After a knee-and-elbow-skinning drive, the automobile had stopped. Victoria had nothing with which to tell the time, so she was uncertain as to how long she had been left in the compartment, but through the crack in its hatch she had seen the light from outside fade. It seemed that it was now night.
Abruptly, the hatch swung upwards. Standing over her were the two policemen, their outlines dead black against the lightly starlit night sky. From within each of their eyes there issued a dim, bluish glow.
They dragged her out, and silently hauled her over to a dark shape that, from the look of it, was another, larger conveyance. Two more figures were there; a third was lying at their feet. The policemen flung Victoria painfully down beside it and it stirred and groaned. It was Jamie.
‘The pack of them took me down,’ he said, recognising her.
‘Knocked seven shades of, uh, Sunday out of me and threw me out in the midden for dead.’ He jerked his head toward the two figures standing by him, who had been joined by the policemen. All four were now standing still as statues, the lights in their eyes directed squarely on their captives, watching over them. ‘Yon scunners came along and brought me here.’
‘And where precisely is here?’ Victoria asked him.
‘Your guess is as good as mine,’ he said.
Victoria cautiously climbed into a crouch and craned her neck around. Nothing but the night, the sound of things in trees, the distant murmur of the city. She stood up to take a better look around. Smoothly and without warning, one of the dark figures stepped forward and shoved her down. The hard earth stung at knees already the worse for wear, and she let out a hiss of pain.

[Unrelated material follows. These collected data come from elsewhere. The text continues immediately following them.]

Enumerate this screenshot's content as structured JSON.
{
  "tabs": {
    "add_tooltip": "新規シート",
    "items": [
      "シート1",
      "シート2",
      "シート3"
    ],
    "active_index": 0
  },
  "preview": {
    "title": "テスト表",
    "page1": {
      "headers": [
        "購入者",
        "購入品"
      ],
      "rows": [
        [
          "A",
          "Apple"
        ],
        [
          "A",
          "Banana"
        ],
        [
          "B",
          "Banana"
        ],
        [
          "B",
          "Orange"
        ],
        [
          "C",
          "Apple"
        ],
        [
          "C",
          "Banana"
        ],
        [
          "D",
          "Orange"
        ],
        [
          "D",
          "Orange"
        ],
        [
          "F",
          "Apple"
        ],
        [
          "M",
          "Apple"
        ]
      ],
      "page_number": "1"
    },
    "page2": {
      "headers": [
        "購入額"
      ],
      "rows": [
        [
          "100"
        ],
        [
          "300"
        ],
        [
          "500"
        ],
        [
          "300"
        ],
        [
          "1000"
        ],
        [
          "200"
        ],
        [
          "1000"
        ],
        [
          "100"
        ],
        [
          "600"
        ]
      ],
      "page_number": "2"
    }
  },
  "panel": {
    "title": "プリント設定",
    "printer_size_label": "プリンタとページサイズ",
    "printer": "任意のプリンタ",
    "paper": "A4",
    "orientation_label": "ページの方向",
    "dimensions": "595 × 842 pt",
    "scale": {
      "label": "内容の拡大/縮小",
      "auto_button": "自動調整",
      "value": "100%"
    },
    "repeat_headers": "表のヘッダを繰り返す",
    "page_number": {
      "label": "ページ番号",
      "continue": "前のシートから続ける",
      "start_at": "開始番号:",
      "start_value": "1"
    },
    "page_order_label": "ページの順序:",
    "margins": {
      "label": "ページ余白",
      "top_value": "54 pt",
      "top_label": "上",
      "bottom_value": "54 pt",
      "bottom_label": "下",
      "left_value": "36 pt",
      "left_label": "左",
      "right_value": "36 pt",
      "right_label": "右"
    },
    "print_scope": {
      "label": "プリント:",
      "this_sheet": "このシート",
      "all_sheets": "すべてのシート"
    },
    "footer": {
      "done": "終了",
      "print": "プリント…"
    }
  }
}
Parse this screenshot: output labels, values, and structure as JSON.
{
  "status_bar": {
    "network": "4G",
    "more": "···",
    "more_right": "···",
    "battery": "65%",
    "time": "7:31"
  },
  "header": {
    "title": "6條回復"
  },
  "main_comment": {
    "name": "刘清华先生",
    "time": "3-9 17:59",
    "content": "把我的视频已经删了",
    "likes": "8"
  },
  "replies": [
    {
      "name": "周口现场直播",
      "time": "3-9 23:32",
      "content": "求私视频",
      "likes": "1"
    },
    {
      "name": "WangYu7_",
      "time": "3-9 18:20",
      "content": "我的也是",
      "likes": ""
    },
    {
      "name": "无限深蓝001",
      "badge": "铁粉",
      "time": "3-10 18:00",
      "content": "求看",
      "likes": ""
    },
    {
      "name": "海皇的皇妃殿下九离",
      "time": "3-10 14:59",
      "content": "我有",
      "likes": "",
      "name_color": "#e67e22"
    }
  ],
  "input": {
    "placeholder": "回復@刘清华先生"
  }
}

‘Are you all right?’ Jamie asked her.
‘I’m fine,’ she managed, biting back an exclamation which would, if let out, have been rather stronger in nature than bless me. ‘I thought I saw a set of lights coming,’ she said when the urge to emit oaths like a guardsman had subsided. ‘Of the sort they have on automobiles. Someone else is coining, I think.’

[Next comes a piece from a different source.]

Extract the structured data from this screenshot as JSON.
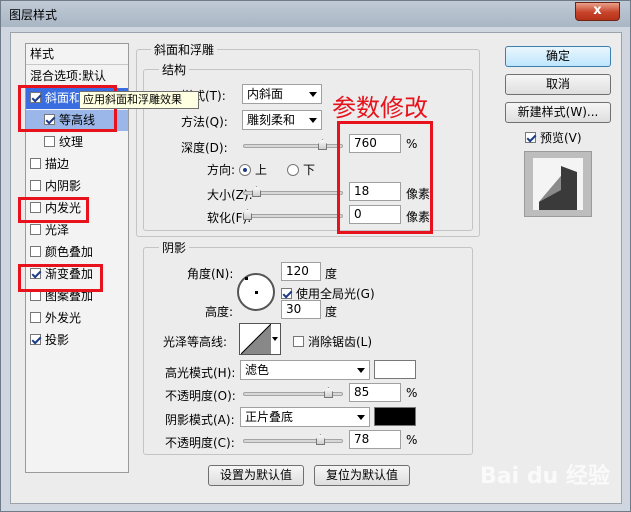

Later, when a number of varieties of dust had settled and Victoria was in a position to review events with some small degree of equanimity, she would admit that this was, in all probability, the greatest understatement she was ever likely to make.
For the moment, though, they both heard and saw the automobile Victoria had mentioned approaching. Four figures, as opposed to the two each guarding Victoria and Jamie, dragged out a fifth, instantly recognisable as the Doctor. Victoria’s joy in seeing him was slightly marred by the fact that he seemed to be unconscious. His body sagged, supported by arms gripped on each side, and his head lolled bonelessly. When he was dropped to the ground next to Victoria and Jamie, he landed in a twisted heap and steadfastly refused to move at all.
‘I don’t think he’s getting up...’ said Jamie, in the slightly worried tones of one who had been hoping that the reappearance of the Doctor might be the prelude to a dramatic and ingenious rescue, but was coming to the realisation that this was not to be the case. He got no further because at this point a certain number of important things, if not everything, changed.